Here are some of the main points above covered:

• Autophagy is like having a Pac man inside each of your cells, chasing down, eating up and recycling dysfunctional organelles, proteins and protein aggregates.  It has three forms: i. chaperone-mediated autophagy, ii. microautophagy and iii. macroautophagy.  The last is the most important one.
• Autophagy is a stress response and behaves according to the principles of hormesis.
• Autophagy can retire and eat up old mitochondria which have become electron-leaking engines.
• Autophagy solves the problem of high baseline levels of reactive oxygen and nitrogen species.
• Autophagy  does not require proteins to be unfolded for it to work and therefore can perform housekeeping tasks undoable by the other cell-level house cleaning system, the ubiquitin-proteasome system.
• Autophagy gets rid of the protein aggregates that can make you loose your memory or walk slow as you grow old – those associated with Alzheimer’s disease, Parkinson’s disease, Huntington’s disease, ALS, CTE, and other neurodegenerative conditions.
• Autophagy keeps adult stem cells healthy and facilitates their capability to differentiate to make normal somatic body cells.
• Autophagy prevents inflammation - it works hand-in-hand with apoptosis to help the body get rid of dying cells without inducing cell rupture and inflammation.
• Autophagy prevents cancer - it helps maintain genetic stability, prevents epigenetic gene silencing.  And it helps promote oncogene-induced cellular senescence for cancer prevention.
• Autophagy saves the lives of cells by preventing unnecessary cellular apoptosis and cell necrosis.
• Autophagy is involved in Nrf2 activation and to some extent Nrf2 expression negatively regulates autophagy.
• Autophagy keeps your bone marrow stem cell population alive and functional.
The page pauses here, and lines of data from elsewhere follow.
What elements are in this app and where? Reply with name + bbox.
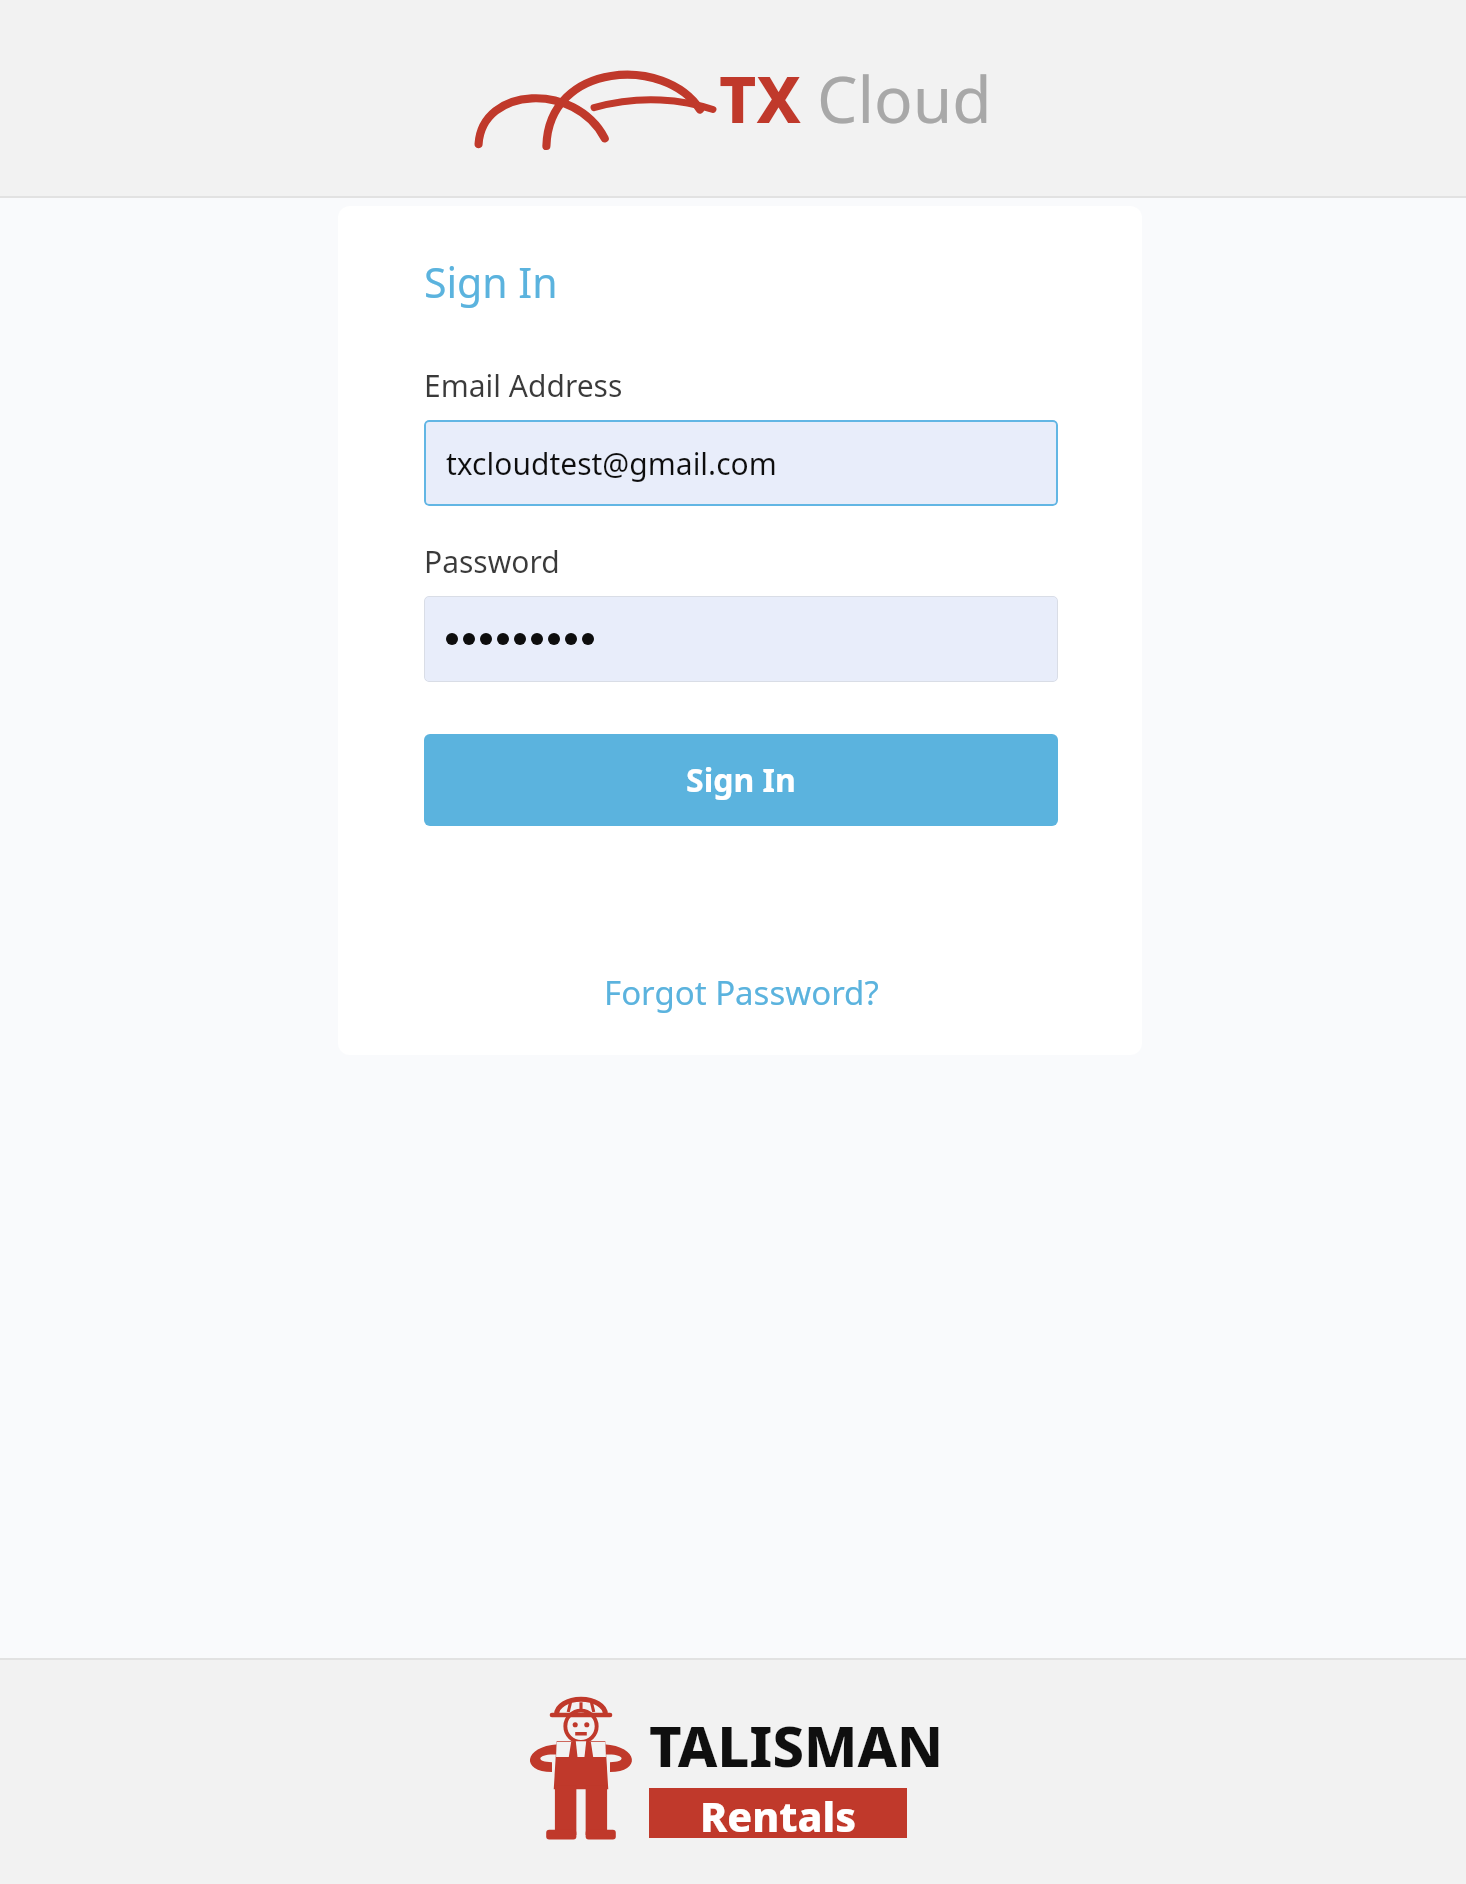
button[interactable] bbox=[424, 596, 1058, 682]
staticText: Forgot Password? bbox=[604, 970, 879, 1015]
button[interactable]: Sign In bbox=[424, 734, 1058, 826]
other: TX Cloud logo bbox=[475, 50, 713, 146]
staticText: TALISMAN bbox=[649, 1707, 944, 1783]
button[interactable]: Forgot Password? bbox=[594, 964, 889, 1021]
staticText: Sign In bbox=[686, 758, 796, 802]
staticText: TX bbox=[719, 55, 801, 142]
button[interactable]: txcloudtest@gmail.com bbox=[424, 420, 1058, 506]
staticText: Password bbox=[424, 541, 560, 582]
staticText: Email Address bbox=[424, 365, 623, 406]
staticText: txcloudtest@gmail.com bbox=[446, 443, 777, 484]
staticText: Sign In bbox=[424, 254, 558, 310]
other: Talisman Rentals mascot bbox=[523, 1697, 639, 1847]
staticText: Rentals bbox=[700, 1788, 857, 1838]
staticText: Cloud bbox=[817, 55, 992, 142]
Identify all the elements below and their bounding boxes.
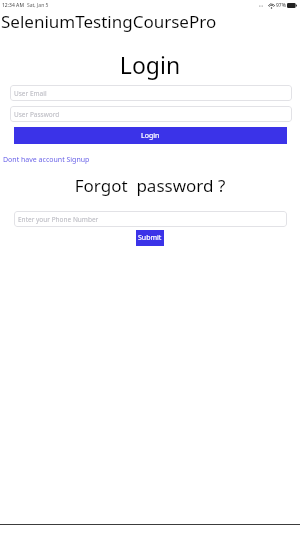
staticText: SeleniumTestingCoursePro	[1, 10, 217, 33]
button[interactable]: Enter your Phone Number	[14, 211, 287, 227]
button[interactable]: Submit	[136, 230, 164, 246]
button[interactable]: User Password	[10, 106, 292, 122]
button[interactable]: Login	[14, 127, 287, 144]
staticText: User Password	[14, 110, 60, 119]
staticText: Submit	[138, 233, 162, 243]
staticText: Login	[141, 131, 160, 141]
button[interactable]: User Email	[10, 85, 292, 101]
staticText: Forgot password ?	[0, 174, 300, 197]
button[interactable]: Dont have account Signup	[3, 155, 90, 165]
staticText: Sat, Jan 5	[27, 2, 49, 9]
staticText: 97%	[276, 2, 286, 9]
staticText: User Email	[14, 89, 47, 98]
staticText: Dont have account Signup	[3, 155, 90, 165]
staticText: Login	[0, 49, 300, 80]
staticText: Enter your Phone Number	[18, 215, 99, 224]
staticText: 12:34 AM	[2, 2, 24, 9]
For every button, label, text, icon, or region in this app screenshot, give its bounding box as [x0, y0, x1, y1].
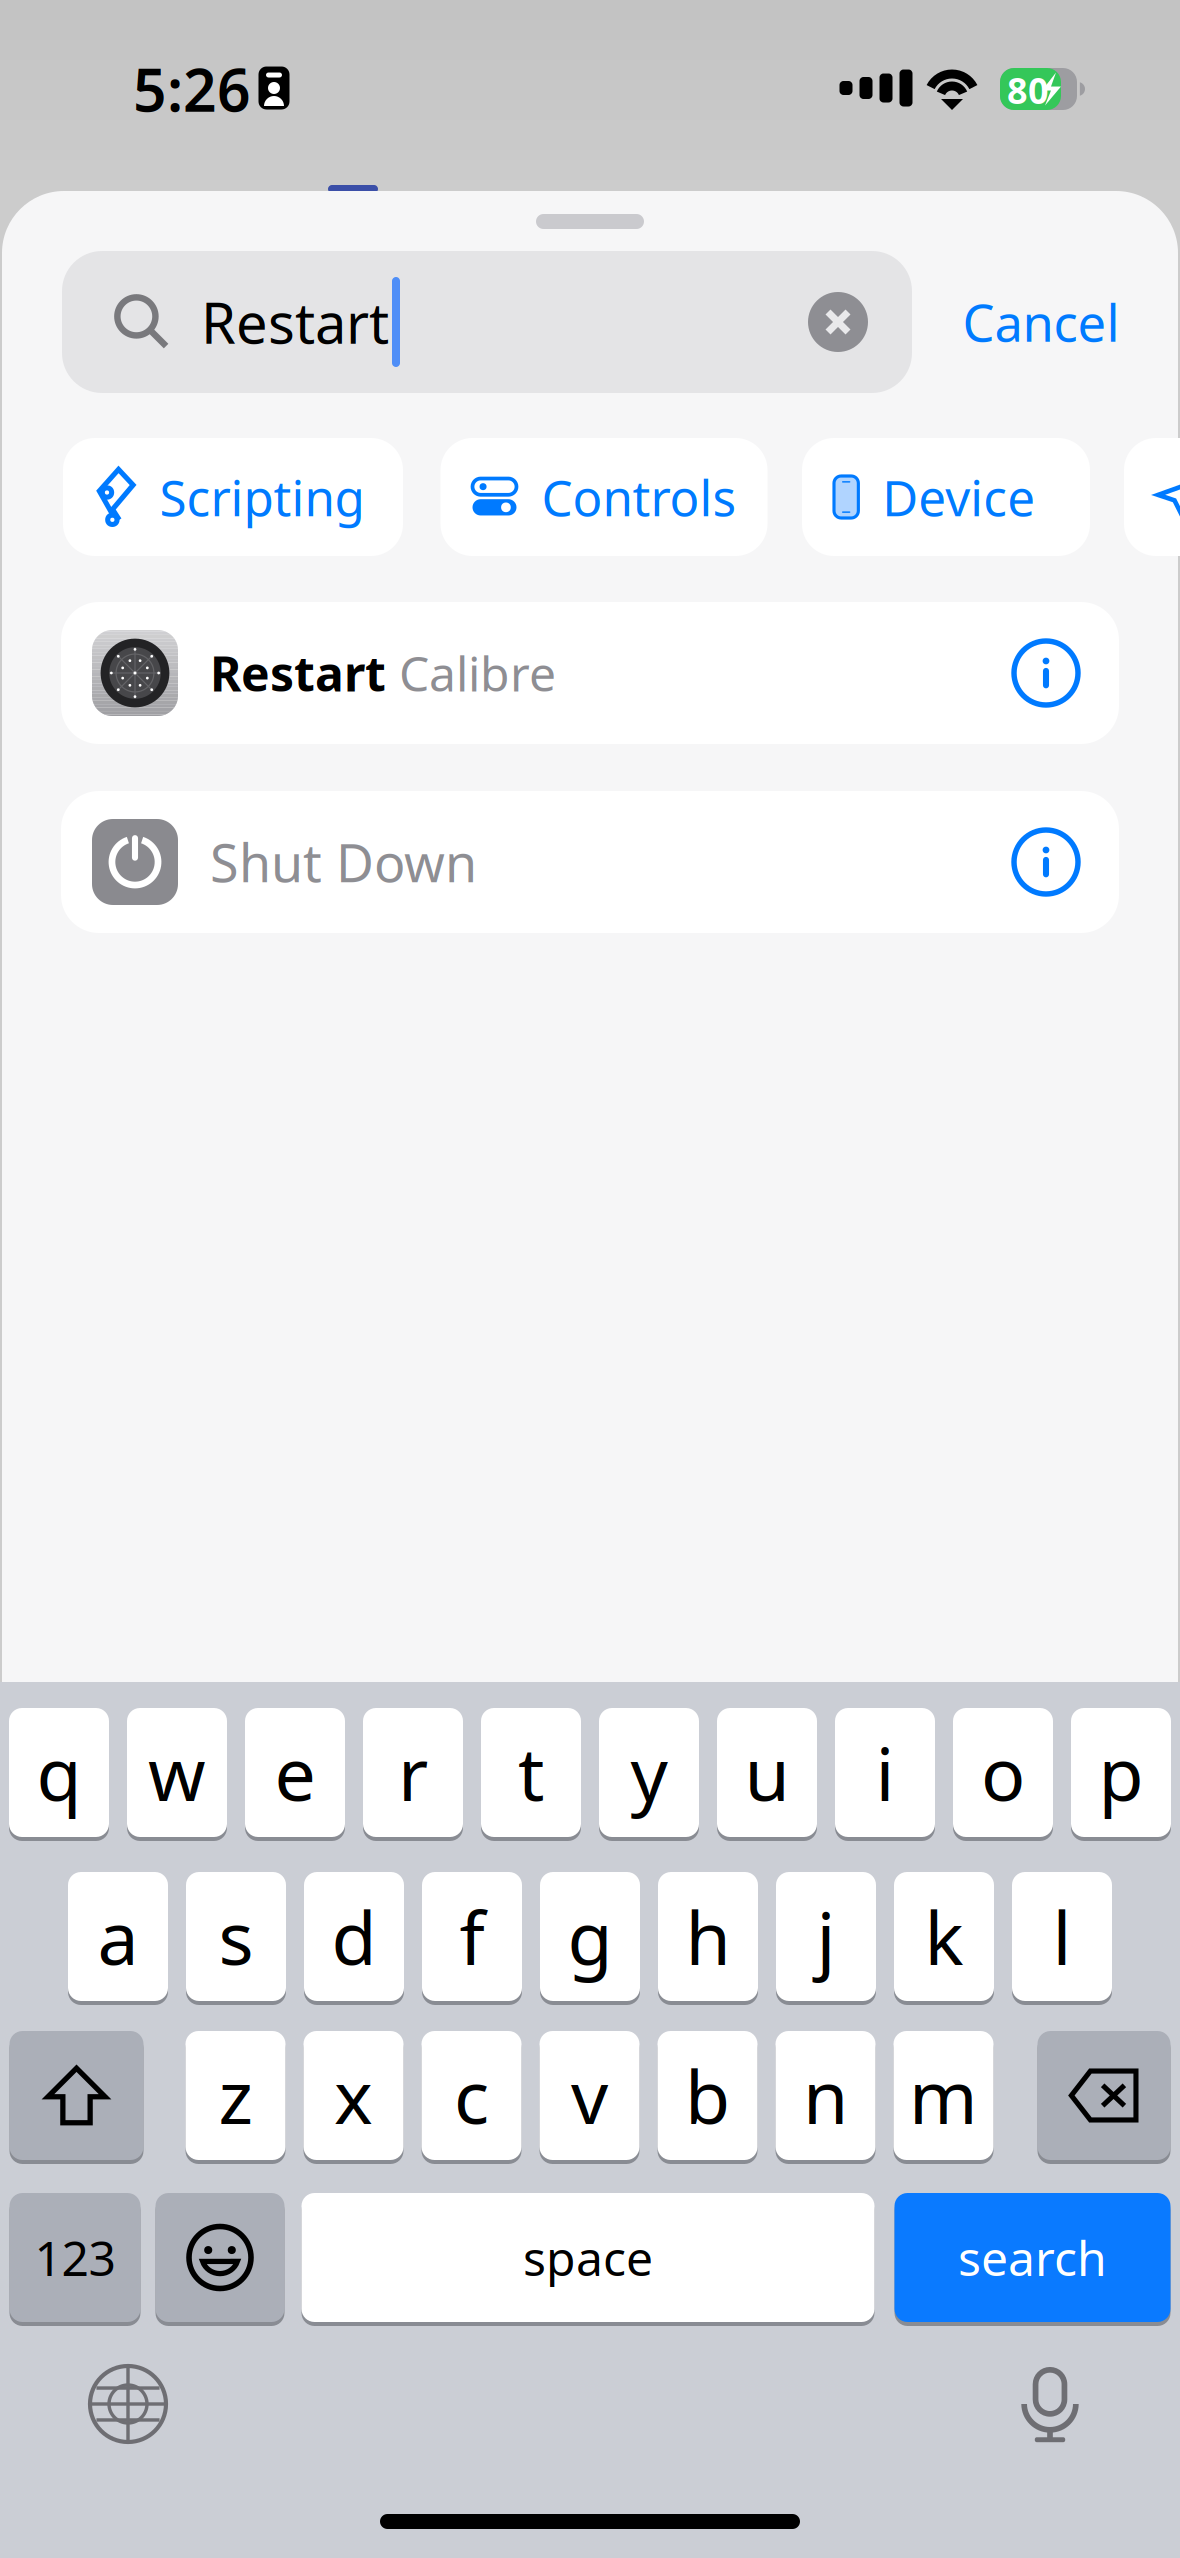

• Autophagy helps with infections – it helps clear intracellular pathogens such as bacteria and viruses.
• Autophagy improves the innate immune response.
• We are starting to understand why autophagy declines with aging.
• While autophagy declines with aging, it can exercise multiple effects to slow aging down.  It inhibits the major mechanisms of aging such as cellular senescence, protein aggregate build-up, stem cell loss, epigenetic gene silencing, telomere shortening, and oxidative damage to proteins, lipids, and DNA.
• There are many practical ways to activate Autophagy like consuming green tea and caffeine, and some less-practical ones.